Uno Scacchista

Annotazioni, Spigolature, Punti di vista e altro da un appassionato di cose scacchistiche

Quanti matti in 21!

Il Bianco muove e matta in 21 mosse

(Riccardo Moneta)
Sta ancora piovendo. Ma stasera finalmente fa un pochino meno freddo, anzi fa quasi caldo: la temperatura interna è salita fino a 21 gradi e sono le 21 di sera del 21 di gennaio (o febbraio, è lo stesso …). Ma non mi fido molto né del mio vecchissimo termometro al mercurio né del mio orologio e neppure addirittura del mio calendario, che è ancora (roba da matti!) quello del 2021 (non lo cambio da anni per scaramanzia perché il 2021 fu un anno fortunato).

Avrei voluto oggi preparare un articolo sulla storia degli scacchi in Grecia e nella Macedonia del Nord, ma ho fatto tardi anche per colpa ( … o meglio, merito) della zia Silvana che ha voluto intrattenermi al telefono un po’ a lungo intorno al capitolo 21 del Vangelo di Giovanni, che, con tutto il massimo rispetto, non è un tema dei più adatti, in verità, al nostro Blog.

Per fortuna mi è appena giunto (che coincidenza!) sul gruppo Whatsapp dei redattori del Blog un messaggio giratoci da Uberto con il diagramma, che vedete sotto il titolo, con la scritta: “matto in 21” e la didascalia “vi assicuro che non è difficile … una volta trovata l’idea”. Interessante. Ve lo ripresento di nuovo qui per maggiore chiarezza:

D. Shahinyan, 2026: il Bianco muove e matta in 21 mosse

Chi trova la soluzione è pregato di indicarla qui sotto nello spazio riservato ai ‘commenti’: le soluzioni esatte avranno come premio la lettura gratuita dei prossimi … 21 post di Uberto! Datevi pertanto da fare.

Scorrendo invece sui vari siti di scacchi, ho contemporaneamente deciso di dare un’occhiatina a ciò che stava succedendo stasera nei due tornei principali di Wijk aan Zee, benché immaginassi che a quest’ora quasi tutte le partite fossero già terminate.
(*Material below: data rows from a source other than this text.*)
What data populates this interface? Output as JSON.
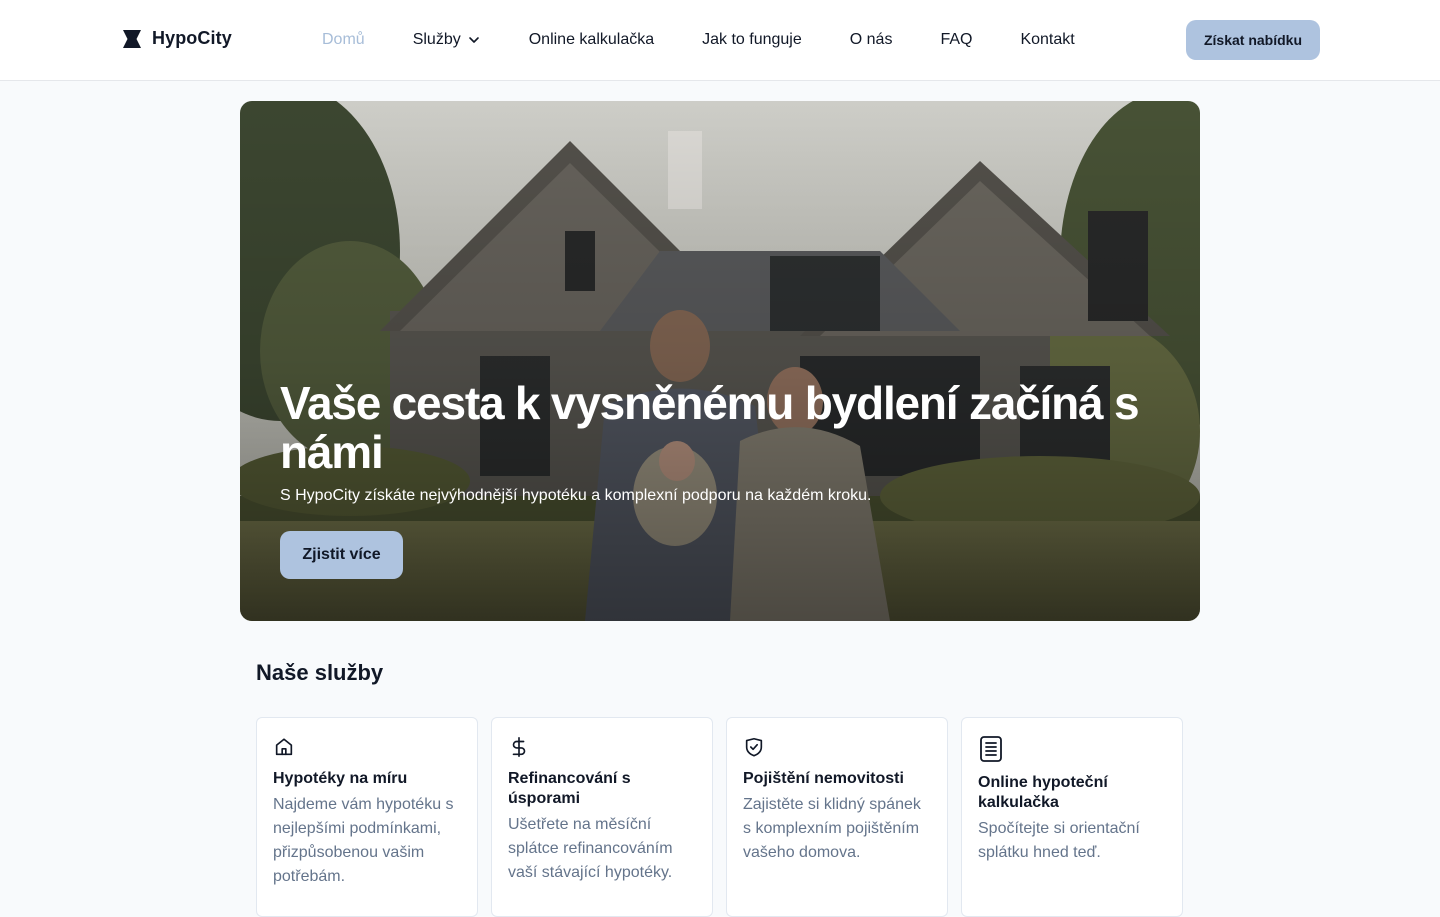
{
  "header": {
    "logo_text": "HypoCity",
    "nav": [
      {
        "label": "Domů",
        "active": true
      },
      {
        "label": "Služby",
        "has_dropdown": true
      },
      {
        "label": "Online kalkulačka"
      },
      {
        "label": "Jak to funguje"
      },
      {
        "label": "O nás"
      },
      {
        "label": "FAQ"
      },
      {
        "label": "Kontakt"
      }
    ],
    "cta_label": "Získat nabídku"
  },
  "hero": {
    "title": "Vaše cesta k vysněnému bydlení začíná s námi",
    "subtitle": "S HypoCity získáte nejvýhodnější hypotéku a komplexní podporu na každém kroku.",
    "button_label": "Zjistit více"
  },
  "services": {
    "title": "Naše služby",
    "cards": [
      {
        "icon": "home-icon",
        "title": "Hypotéky na míru",
        "description": "Najdeme vám hypotéku s nejlepšími podmínkami, přizpůsobenou vašim potřebám."
      },
      {
        "icon": "dollar-icon",
        "title": "Refinancování s úsporami",
        "description": "Ušetřete na měsíční splátce refinancováním vaší stávající hypotéky."
      },
      {
        "icon": "shield-check-icon",
        "title": "Pojištění nemovitosti",
        "description": "Zajistěte si klidný spánek s komplexním pojištěním vašeho domova."
      },
      {
        "icon": "document-icon",
        "title": "Online hypoteční kalkulačka",
        "description": "Spočítejte si orientační splátku hned teď."
      }
    ]
  },
  "colors": {
    "accent": "#aec3df",
    "nav_active": "#a7bdd8",
    "muted_text": "#64748b"
  }
}
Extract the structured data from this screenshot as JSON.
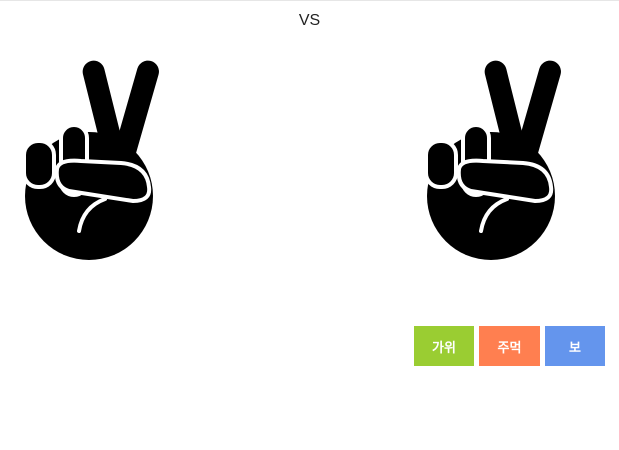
{
  "header": {
    "vs_label": "VS"
  },
  "players": {
    "left": {
      "hand_icon": "victory-hand-icon"
    },
    "right": {
      "hand_icon": "victory-hand-icon"
    }
  },
  "controls": {
    "buttons": [
      {
        "label": "가위",
        "color": "#9acd32"
      },
      {
        "label": "주먹",
        "color": "#ff7f50"
      },
      {
        "label": "보",
        "color": "#6495ed"
      }
    ]
  }
}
In realtà erano ancora impegnati nel torneo ‘Challengers’ il G.M. spagnolo (ex russo) Daniil Yuffa e il M.F. indiano Vedant Panesar, in un non semplice finale (ovviamente in zeitnot) di alfieri uguali con due pedoni del Bianco contro uno del Nero.

Il Bianco, a seguito di 90… h3, sta per giocare il tratto numero 91, in questa posizione:

Daniil Yuffa – Vedant Panesar, Wijk aan Zee 2026

Yuffa muove …

Il motore improvvisamente recita adesso: ‘parità’. Gli scacchi sono davvero un bel gioco, eh … dove tutto cambia in un batter d’ali senza quasi che ce ne accorgiamo.

Leggo un altro messaggio di Uberto: “Forse non hanno studiato bene il Centurini …”

Ha sicuramente ragione, ma dai, poverini, lo zeitnot è determinante in casi come questo. La commedia comunque finisce patta al tratto n. 139 (una specie di 5 set e 4 ore e trenta nel tennis), ma soltanto dopo una serie notevolissima di alterni colpi di scena; potete divertirvi, se vi va, e analizzare, se vi va, la partita intera qui:


Siccome a questo punto non voglio tediarvi o rovinarvi la serata presentandovi una mia partita persa in 21 mosse sempre di 21 gennaio (o febbraio …) ma del 1981, ecco che chiudo questo rapido post con un simpatico studio del grande Leonid (Karl) Kubbel, stavolta del 1921.

L. Kubbel, 1921, il Bianco muove e vince


Chiudo perché si son fatte quasi le 22,00, i matti sono quasi tutti rientrati nelle loro case e il mio minestrone si sta raffreddando.